Most higher education institutions have a specific contact person for students with disabilities (student advisor). These advisors are responsible for coordinating, recognising and assisting persons (students and higher education staff) with disabilities and discussing special accommodations. In order to be recognised as a person with a disability, medical documentation and/or documentation issued by a disability insurance provider (if applicable) is generally required.
Measures for assistance can include:
– providing the individual a personal assistant
– adjustments to courses and examinations
– extension of deadlines
– improved access to infrastructure, buildings, housing, etc.
Students who wish to apply for reasonable adjustments should contact their higher education institution and discuss the available options with the respective contact person.
More information on the Disability and Inclusion Offices of Swiss higher education institutions can be found here.
Specific public support services and/or public grants for students with fewer opportunities?

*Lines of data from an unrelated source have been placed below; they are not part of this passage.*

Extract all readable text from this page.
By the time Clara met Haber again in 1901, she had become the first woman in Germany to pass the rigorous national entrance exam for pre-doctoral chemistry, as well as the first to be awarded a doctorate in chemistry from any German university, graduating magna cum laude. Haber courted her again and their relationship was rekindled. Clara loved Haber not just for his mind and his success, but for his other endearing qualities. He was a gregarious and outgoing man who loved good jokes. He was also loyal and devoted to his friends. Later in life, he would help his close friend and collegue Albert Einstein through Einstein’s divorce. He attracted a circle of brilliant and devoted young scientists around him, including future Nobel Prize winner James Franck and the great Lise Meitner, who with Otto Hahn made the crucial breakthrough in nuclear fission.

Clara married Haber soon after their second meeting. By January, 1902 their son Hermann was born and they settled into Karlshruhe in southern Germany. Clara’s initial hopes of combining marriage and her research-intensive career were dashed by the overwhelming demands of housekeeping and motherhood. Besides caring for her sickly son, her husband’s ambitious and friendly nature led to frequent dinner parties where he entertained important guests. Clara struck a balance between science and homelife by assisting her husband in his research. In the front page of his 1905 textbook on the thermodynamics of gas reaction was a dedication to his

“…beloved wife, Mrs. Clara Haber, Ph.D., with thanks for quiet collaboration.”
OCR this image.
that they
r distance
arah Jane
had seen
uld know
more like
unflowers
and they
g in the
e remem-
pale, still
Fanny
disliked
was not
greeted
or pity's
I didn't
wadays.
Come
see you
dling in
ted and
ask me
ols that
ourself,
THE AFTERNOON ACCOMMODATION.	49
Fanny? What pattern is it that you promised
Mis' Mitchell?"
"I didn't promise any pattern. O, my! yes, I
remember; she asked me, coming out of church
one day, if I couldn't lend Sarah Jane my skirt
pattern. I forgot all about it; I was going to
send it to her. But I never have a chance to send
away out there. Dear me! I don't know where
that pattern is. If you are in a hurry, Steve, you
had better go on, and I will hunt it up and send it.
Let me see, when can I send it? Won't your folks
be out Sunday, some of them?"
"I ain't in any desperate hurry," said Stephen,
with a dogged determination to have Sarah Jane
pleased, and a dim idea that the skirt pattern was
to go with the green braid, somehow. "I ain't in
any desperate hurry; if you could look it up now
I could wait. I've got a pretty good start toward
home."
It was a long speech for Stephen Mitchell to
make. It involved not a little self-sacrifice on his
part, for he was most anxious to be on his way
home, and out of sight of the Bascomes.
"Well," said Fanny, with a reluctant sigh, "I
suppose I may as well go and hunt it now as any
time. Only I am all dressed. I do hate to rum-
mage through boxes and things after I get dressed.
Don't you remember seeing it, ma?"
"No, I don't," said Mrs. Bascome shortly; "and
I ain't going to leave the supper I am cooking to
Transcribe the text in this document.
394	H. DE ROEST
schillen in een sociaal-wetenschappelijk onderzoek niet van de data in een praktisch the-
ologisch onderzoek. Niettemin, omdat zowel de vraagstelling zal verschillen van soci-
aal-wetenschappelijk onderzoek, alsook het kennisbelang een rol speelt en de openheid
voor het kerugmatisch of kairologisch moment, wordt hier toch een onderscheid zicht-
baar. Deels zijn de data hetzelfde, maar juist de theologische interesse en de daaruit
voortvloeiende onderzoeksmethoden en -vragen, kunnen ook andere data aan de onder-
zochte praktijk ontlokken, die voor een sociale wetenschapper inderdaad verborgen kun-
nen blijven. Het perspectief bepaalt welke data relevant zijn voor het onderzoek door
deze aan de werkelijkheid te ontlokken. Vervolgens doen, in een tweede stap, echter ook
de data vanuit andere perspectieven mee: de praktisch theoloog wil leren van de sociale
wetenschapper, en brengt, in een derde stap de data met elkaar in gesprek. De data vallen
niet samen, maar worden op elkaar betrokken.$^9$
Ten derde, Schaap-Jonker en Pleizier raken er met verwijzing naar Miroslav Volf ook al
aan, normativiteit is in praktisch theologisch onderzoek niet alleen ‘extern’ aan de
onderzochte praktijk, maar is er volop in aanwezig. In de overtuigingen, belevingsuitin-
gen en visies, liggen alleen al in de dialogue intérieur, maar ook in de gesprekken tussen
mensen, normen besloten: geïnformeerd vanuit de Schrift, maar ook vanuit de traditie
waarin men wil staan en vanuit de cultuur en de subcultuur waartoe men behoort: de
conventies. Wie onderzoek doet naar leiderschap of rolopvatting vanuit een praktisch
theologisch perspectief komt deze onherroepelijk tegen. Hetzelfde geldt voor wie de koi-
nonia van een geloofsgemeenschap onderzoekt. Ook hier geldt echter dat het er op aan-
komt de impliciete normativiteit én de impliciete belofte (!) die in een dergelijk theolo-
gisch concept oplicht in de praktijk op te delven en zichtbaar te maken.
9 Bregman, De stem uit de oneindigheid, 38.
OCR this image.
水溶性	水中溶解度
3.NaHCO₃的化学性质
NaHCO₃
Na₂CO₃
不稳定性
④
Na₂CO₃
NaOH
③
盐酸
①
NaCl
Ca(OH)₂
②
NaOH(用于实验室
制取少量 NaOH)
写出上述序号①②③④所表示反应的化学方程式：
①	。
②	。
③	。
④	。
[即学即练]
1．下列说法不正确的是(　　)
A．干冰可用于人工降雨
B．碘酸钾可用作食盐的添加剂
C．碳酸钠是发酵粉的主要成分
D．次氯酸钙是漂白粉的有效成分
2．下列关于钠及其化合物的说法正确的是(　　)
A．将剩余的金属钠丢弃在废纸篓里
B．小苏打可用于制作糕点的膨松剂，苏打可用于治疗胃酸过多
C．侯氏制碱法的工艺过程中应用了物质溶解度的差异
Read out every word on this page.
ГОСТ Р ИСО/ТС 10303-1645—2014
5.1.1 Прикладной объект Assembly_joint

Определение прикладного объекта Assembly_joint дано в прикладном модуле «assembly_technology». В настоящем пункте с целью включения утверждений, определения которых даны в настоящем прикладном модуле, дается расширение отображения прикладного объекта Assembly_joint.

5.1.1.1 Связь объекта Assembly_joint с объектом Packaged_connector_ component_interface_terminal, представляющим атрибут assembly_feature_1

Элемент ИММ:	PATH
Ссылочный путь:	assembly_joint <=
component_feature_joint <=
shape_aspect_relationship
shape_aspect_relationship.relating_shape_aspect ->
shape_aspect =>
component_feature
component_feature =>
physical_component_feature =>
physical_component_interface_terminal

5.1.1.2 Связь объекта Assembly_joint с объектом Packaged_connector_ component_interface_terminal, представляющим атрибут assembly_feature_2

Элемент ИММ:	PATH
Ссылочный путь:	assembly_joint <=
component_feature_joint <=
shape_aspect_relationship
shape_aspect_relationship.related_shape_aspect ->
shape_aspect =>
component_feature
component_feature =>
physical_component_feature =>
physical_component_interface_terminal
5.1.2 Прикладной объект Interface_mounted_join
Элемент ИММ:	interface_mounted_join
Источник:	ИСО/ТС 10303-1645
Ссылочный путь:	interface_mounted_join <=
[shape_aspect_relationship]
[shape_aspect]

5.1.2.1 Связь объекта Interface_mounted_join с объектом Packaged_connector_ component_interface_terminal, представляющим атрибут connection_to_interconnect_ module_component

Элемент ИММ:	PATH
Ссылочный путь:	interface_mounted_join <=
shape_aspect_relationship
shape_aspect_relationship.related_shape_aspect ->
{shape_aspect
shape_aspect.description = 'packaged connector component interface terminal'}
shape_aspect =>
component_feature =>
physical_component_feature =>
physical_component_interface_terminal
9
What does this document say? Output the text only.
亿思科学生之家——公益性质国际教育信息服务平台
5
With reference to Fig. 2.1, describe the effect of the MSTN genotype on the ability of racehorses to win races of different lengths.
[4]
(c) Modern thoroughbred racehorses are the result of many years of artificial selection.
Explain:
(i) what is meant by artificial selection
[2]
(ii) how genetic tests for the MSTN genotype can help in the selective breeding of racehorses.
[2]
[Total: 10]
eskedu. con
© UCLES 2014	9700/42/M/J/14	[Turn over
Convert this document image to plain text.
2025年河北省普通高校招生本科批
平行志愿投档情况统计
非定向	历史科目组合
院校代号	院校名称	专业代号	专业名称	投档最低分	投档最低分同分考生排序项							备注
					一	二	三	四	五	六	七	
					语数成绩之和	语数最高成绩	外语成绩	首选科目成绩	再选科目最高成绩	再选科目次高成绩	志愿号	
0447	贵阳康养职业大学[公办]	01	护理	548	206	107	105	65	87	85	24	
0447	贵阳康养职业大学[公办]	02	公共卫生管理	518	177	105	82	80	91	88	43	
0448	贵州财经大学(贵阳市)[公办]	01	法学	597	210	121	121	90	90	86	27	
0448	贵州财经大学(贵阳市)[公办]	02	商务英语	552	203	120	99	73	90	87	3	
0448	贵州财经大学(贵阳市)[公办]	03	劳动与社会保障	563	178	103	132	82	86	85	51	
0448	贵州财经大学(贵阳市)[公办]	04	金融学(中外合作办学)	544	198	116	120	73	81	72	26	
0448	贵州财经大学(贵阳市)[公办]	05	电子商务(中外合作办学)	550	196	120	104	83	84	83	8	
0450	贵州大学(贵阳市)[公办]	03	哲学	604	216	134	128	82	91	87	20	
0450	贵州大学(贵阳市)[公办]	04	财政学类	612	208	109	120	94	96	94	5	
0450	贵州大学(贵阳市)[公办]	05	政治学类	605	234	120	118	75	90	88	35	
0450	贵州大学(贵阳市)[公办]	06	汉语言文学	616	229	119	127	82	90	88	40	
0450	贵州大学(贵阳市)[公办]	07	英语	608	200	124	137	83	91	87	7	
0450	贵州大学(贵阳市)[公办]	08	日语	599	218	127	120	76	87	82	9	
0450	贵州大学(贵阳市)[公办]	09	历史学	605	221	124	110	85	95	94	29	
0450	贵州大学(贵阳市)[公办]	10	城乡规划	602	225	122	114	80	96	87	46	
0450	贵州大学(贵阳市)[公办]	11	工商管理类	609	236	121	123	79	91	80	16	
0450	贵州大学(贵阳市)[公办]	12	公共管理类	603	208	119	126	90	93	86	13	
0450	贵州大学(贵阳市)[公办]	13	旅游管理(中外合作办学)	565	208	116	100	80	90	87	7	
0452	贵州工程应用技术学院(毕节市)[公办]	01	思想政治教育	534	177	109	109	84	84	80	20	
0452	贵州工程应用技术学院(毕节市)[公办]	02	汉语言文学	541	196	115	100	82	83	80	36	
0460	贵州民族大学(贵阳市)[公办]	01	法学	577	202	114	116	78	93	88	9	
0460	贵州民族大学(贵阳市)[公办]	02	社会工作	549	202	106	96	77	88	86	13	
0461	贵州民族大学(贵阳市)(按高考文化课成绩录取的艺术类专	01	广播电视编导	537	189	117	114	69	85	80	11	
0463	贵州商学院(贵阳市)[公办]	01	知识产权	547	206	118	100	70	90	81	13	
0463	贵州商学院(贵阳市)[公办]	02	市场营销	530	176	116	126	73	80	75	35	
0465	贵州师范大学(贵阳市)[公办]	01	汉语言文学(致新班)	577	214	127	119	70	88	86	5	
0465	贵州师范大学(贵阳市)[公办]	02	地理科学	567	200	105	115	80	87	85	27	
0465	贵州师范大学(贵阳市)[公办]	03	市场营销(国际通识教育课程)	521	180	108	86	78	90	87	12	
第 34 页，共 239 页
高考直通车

Depending on the person’s disabilities, disability insurance providers can also pay out contributions to individuals.
The Federal Department of Home Affairs has an Office for Disability Equality that fosters and promotes equality for persons with disabilities, including in terms of education. The office:
– informs and raises awareness on important issues,
– coordinates tasks of stakeholders and creates network opportunities, all linked to the rights of persons with disabilities,
– determines thematic areas of focus, publishes analyses and information, and offers financial support for projects,
– assesses and monitors the implementation of equality in Switzerland and reports to the UN Disability Rights Committee.
General public grants and loans for students are allocated by the cantons or higher education institutions.